Earthman’s song Act of Love shouts out, once again, to Gandhi and his struggle against the English empire.  As with singing classic songs, it’s a reasonable move, but a safe one unlikely to invoke much fresh inspiration (at least Lanny is making original music).  Combined with the fact that the climate movement is fond of asking what future generations will think of us, it’s strange that historical figures like Gandhi are evoked more often than the current struggle against the American empire, of which the climate justice movement certainly needs to be a part.  In direct opposition to our objectives, the point of empire is to snatch and secure resources for use. This goal was openly stated by one of the least hawkish modern presidents in the Carter Doctrine.  There is no other reason to have over 800 bases in 80 countries, and troops or military personnel in 160.   The military is also one of the world’s largest climate criminals, and its technology cannot be reformed.  U.S. fighter jets that use thousands of gallons of jet fuel per hour and around a quarter of the global total will never be made eco-friendly.  
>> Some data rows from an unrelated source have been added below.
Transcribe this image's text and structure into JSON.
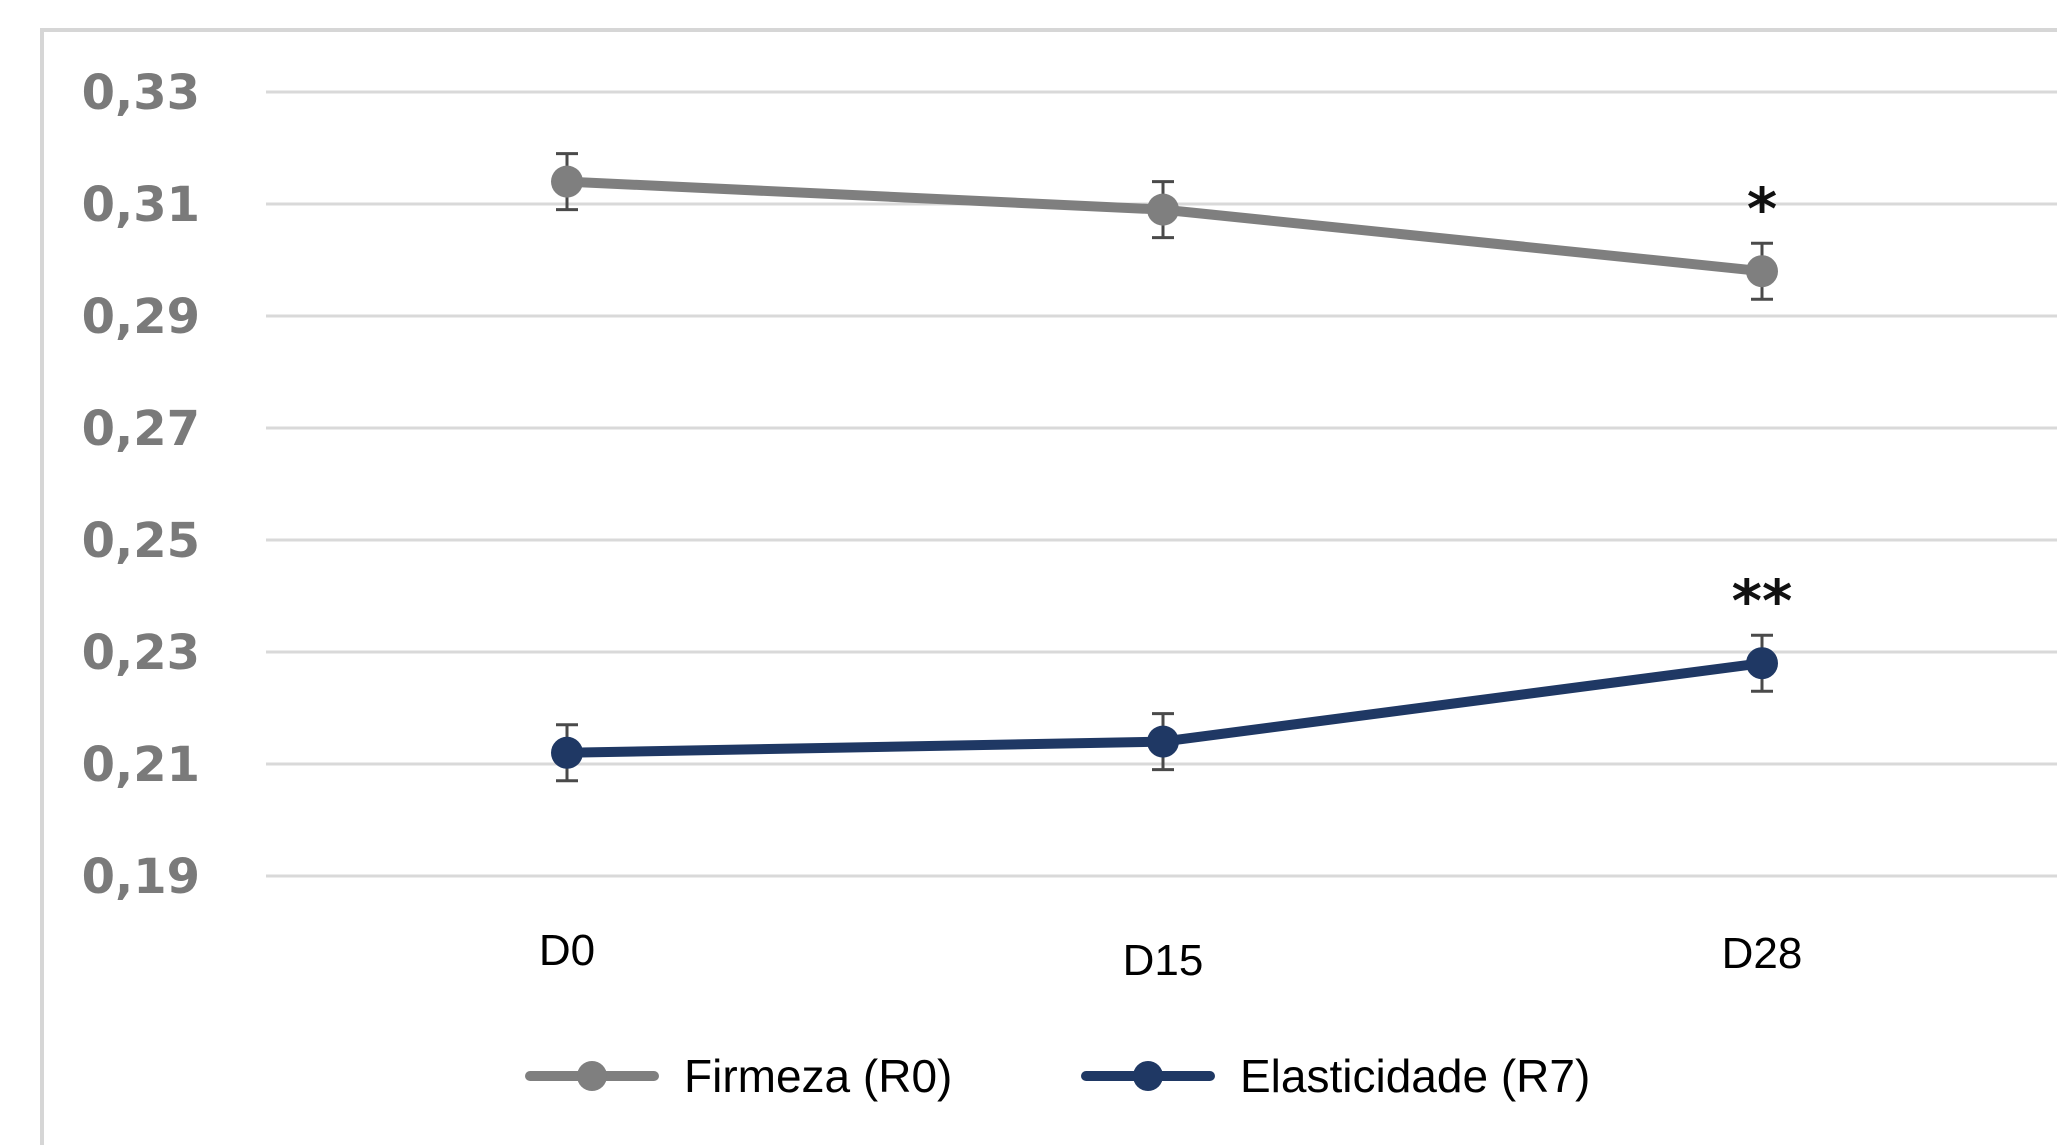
{
  "chart_data": {
    "type": "line",
    "categories": [
      "D0",
      "D15",
      "D28"
    ],
    "y_tick_labels": [
      "0,19",
      "0,21",
      "0,23",
      "0,25",
      "0,27",
      "0,29",
      "0,31",
      "0,33"
    ],
    "y_ticks": [
      0.19,
      0.21,
      0.23,
      0.25,
      0.27,
      0.29,
      0.31,
      0.33
    ],
    "ylim": [
      0.19,
      0.33
    ],
    "grid": true,
    "legend_position": "bottom",
    "series": [
      {
        "name": "Firmeza (R0)",
        "color": "#7f7f7f",
        "values": [
          0.314,
          0.309,
          0.298
        ],
        "error": [
          0.005,
          0.005,
          0.005
        ],
        "annotations": [
          "",
          "",
          "*"
        ]
      },
      {
        "name": "Elasticidade (R7)",
        "color": "#1f3864",
        "values": [
          0.212,
          0.214,
          0.228
        ],
        "error": [
          0.005,
          0.005,
          0.005
        ],
        "annotations": [
          "",
          "",
          "**"
        ]
      }
    ]
  }
}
In Guam - a U.S. colony located between Japan and Indonesia - we can see both of these forces at play.  The military is currently planning to build a live firing range that could poison Guam’s main aquifer, harm local endangered species, and disturb historic indigenous sites, not to mention further provoke potential competitors for resources in this region, far away from U.S. national territory.  One speaker today does point out that the vast cost of this military spending could be deployed in the domestic low-carbon economy, reducing the desire for fossil fuel interventions, and this is a good point. But unless we challenge the notion of empire itself, the jets will still be deployed to secure the materials for our solar panels and smart homes.  Inspiration from the past is all well and good, but without making the obvious parallels to similar power structures that must be confronted in the present it rings hollow. And we want to rise up ringing!

To reiterate, I’m not trying to rain on anyone’s parade (though a little rain would have been welcome) and am sure many participants are aware of this information in general.  I am glad to have been involved and happy that it happened -- I would not have considered compiling these thoughts had the event not sparked them, and I hope that they will be issues worth considering as the movement, you know, moves forward and plans new actions.  In defense also of the organisers and participants, it is, again, hard to act or even think on a particularly deep level when your brain is being fried like an egg inside your skull.  The relaxed delivery of the music of Earthman Lanny transitions into a short meditation event to close things out here in Williams Park, extremely welcome after a physical sun beating.  Rise up and go outside while you still can.